Uma sensação confortável tão simples como, escreveu o autor, ir à mesma loja de guarda-chuvas que o pai frequentava. Uma vez colhidas e assimiladas, essas joias se incrustam no no nosso ser. E lá germinam. Até o momento de serem transplantadas nas gerações vindouras.

O escritor João Carrascoza aprendeu com o pai, um comerciante de cereais e exímio contador de histórias, o respeito incondicional e o exercício diário da compaixão. A católica Sonja Santos teve um pai simples, honesto, trabalhador do ramo contábil, que deixou como lição a retidão dos atos e a gratidão por tudo o que a vida traz. “Ele retribuía com amor e jamais se esquecia de alguém que fazia algo por ele”, conta.

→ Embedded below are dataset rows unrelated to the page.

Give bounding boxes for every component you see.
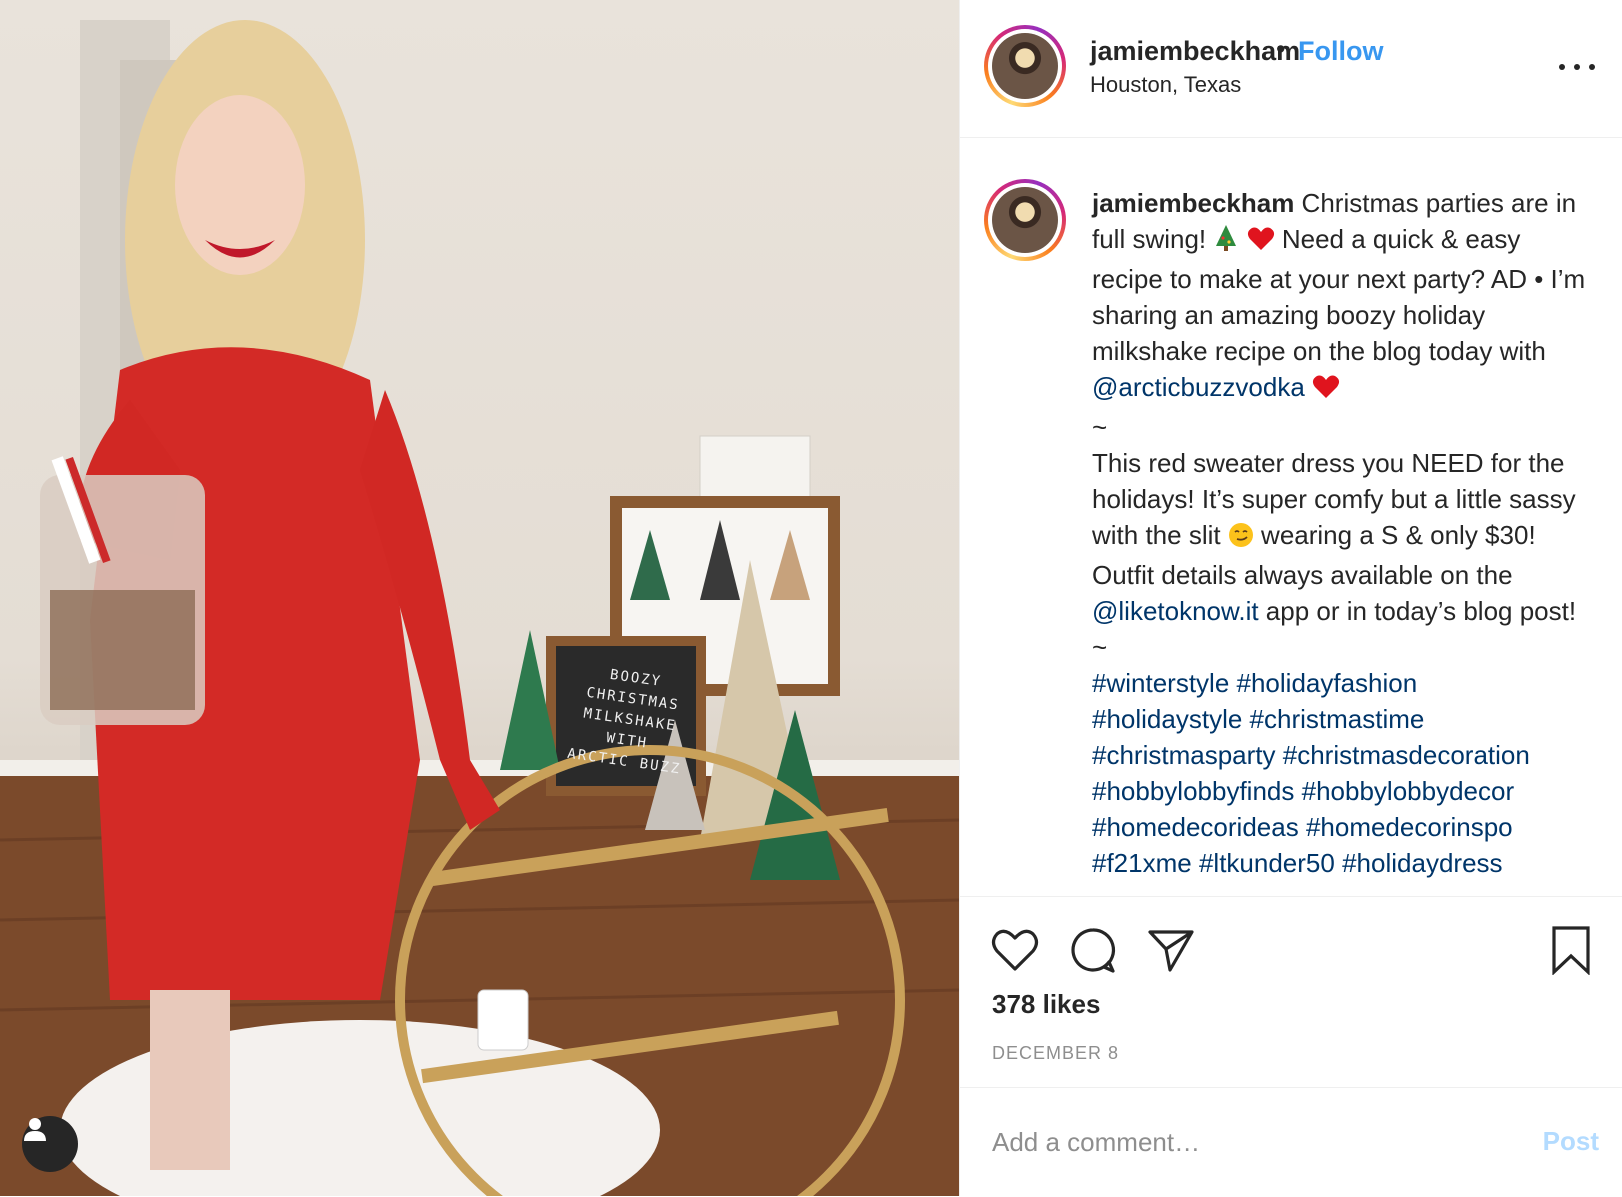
bookmark-icon[interactable] [1546, 925, 1596, 976]
hashtag-link[interactable]: #f21xme [1092, 848, 1192, 878]
caption-text: jamiembeckham Christmas parties are in f… [1092, 185, 1597, 881]
post-side-panel: jamiembeckham • Follow Houston, Texas ja… [959, 0, 1622, 1196]
follow-button[interactable]: Follow [1298, 36, 1383, 67]
header-username[interactable]: jamiembeckham [1090, 36, 1300, 67]
caption-tilde-1: ~ [1092, 412, 1108, 442]
post-date[interactable]: DECEMBER 8 [992, 1043, 1119, 1064]
caption-username[interactable]: jamiembeckham [1092, 188, 1294, 218]
christmas-tree-icon [1213, 224, 1239, 261]
hashtag-link[interactable]: #winterstyle [1092, 668, 1229, 698]
caption-avatar[interactable] [984, 179, 1066, 261]
post-photo[interactable]: BOOZY CHRISTMAS MILKSHAKE WITH ARCTIC BU… [0, 0, 959, 1196]
hashtag-list: #winterstyle #holidayfashion #holidaysty… [1092, 665, 1597, 881]
red-heart-icon [1312, 373, 1340, 409]
send-icon[interactable] [1146, 925, 1196, 975]
hashtag-link[interactable]: #hobbylobbydecor [1302, 776, 1515, 806]
more-options-icon[interactable] [1559, 52, 1595, 82]
mention-arcticbuzzvodka[interactable]: @arcticbuzzvodka [1092, 372, 1305, 402]
hashtag-link[interactable]: #holidaystyle [1092, 704, 1242, 734]
caption-part-5: app or in today’s blog post! [1258, 596, 1577, 626]
mention-liketoknow[interactable]: @liketoknow.it [1092, 596, 1259, 626]
comment-input[interactable] [992, 1122, 1512, 1162]
post-comment-button[interactable]: Post [1543, 1126, 1599, 1157]
hashtag-link[interactable]: #holidayfashion [1237, 668, 1418, 698]
hashtag-link[interactable]: #ltkunder50 [1199, 848, 1335, 878]
photo-illustration [0, 20, 959, 1196]
hashtag-link[interactable]: #homedecorideas [1092, 812, 1299, 842]
hashtag-link[interactable]: #holidaydress [1342, 848, 1502, 878]
comment-icon[interactable] [1068, 925, 1118, 975]
person-icon [24, 1118, 46, 1141]
caption-area[interactable]: jamiembeckham Christmas parties are in f… [960, 139, 1622, 895]
hashtag-link[interactable]: #christmasdecoration [1283, 740, 1530, 770]
hashtag-link[interactable]: #christmasparty [1092, 740, 1276, 770]
smirk-face-icon [1228, 521, 1254, 557]
hashtag-link[interactable]: #hobbylobbyfinds [1092, 776, 1294, 806]
hashtag-link[interactable]: #homedecorinspo [1306, 812, 1513, 842]
likes-count[interactable]: 378 likes [992, 989, 1100, 1020]
caption-tilde-2: ~ [1092, 632, 1108, 662]
hashtag-link[interactable]: #christmastime [1250, 704, 1425, 734]
header-separator: • [1276, 34, 1286, 64]
location-link[interactable]: Houston, Texas [1090, 72, 1241, 98]
comment-bar: Post [960, 1087, 1622, 1197]
user-tag-icon[interactable] [22, 1116, 78, 1172]
post-header: jamiembeckham • Follow Houston, Texas [960, 0, 1622, 138]
letter-board-text: BOOZY CHRISTMAS MILKSHAKE WITH ARCTIC BU… [566, 666, 683, 778]
instagram-post: BOOZY CHRISTMAS MILKSHAKE WITH ARCTIC BU… [0, 0, 1622, 1196]
header-avatar[interactable] [984, 25, 1066, 107]
post-actions: 378 likes DECEMBER 8 Post [960, 896, 1622, 1196]
red-heart-icon [1247, 225, 1275, 261]
heart-icon[interactable] [990, 925, 1040, 975]
caption-paragraph-2: This red sweater dress you NEED for the … [1092, 445, 1597, 629]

Já a terapeuta Lidia Aratangy destaca o aprendizado do respeito transmitido pelo pai, cirurgião. “Ele me ensinou que é possível ter autoridade com afeto e sem violência. Eu e meus três irmãos nunca levamos um tapa. Tenho quatro filhos e nove netos e ninguém nunca apanhou. É como se essa autoridade sem violência pudesse, de fato, ser transmitida”, atesta. Esse mesmo pai fez questão de nortear a escolha profissional da sua menina numa época em que o mercado de trabalho ainda era dominado pelos homens. E, com contundência, dizia: “Não me invente de fazer faculdade ‘tico-tico’. Não basta ter um diploma, uma mulher precisa ter uma profissão. Pois o único homem que pode te sustentar sou eu – e não para sempre!”, ela recorda, enfatizando a importância do olhar paterno para a construção da autoestima feminina. Lidia lembra ainda dele saber fazer isso por meio do reconhecimento, do orgulho assumido. “Minha filha, onde foi que acertei com você?”, indagou em tom jocoso, certa vez, o pai da terapeuta depois de ter assistido a uma palestra dela.

Na história da artista plástica Isabelle Tuchband, de Taubaté, interior paulista, a herança paterna se ramificou em três belos troncos. No pintor francês Emile Tuchband (1933-2006), ela encontrou um pai, um amigo e um mestre da arte que ela abraçaria. “Esse homem doce e educado sempre falava que a amizade era fundamental na vida de todos”, diz a filha de peixe. Dele também veio o conselho: “Faça tudo com alegria e com amor, do contrário nada tem sentido”. Recentemente, Isabelle criou uma vitrine na cidade francesa de Nice e a dedicou ao seu eterno querido. “Escrevi no vidro: ‘A mon père, Emile, meu mestre.” Quanta gratidão embutida aí.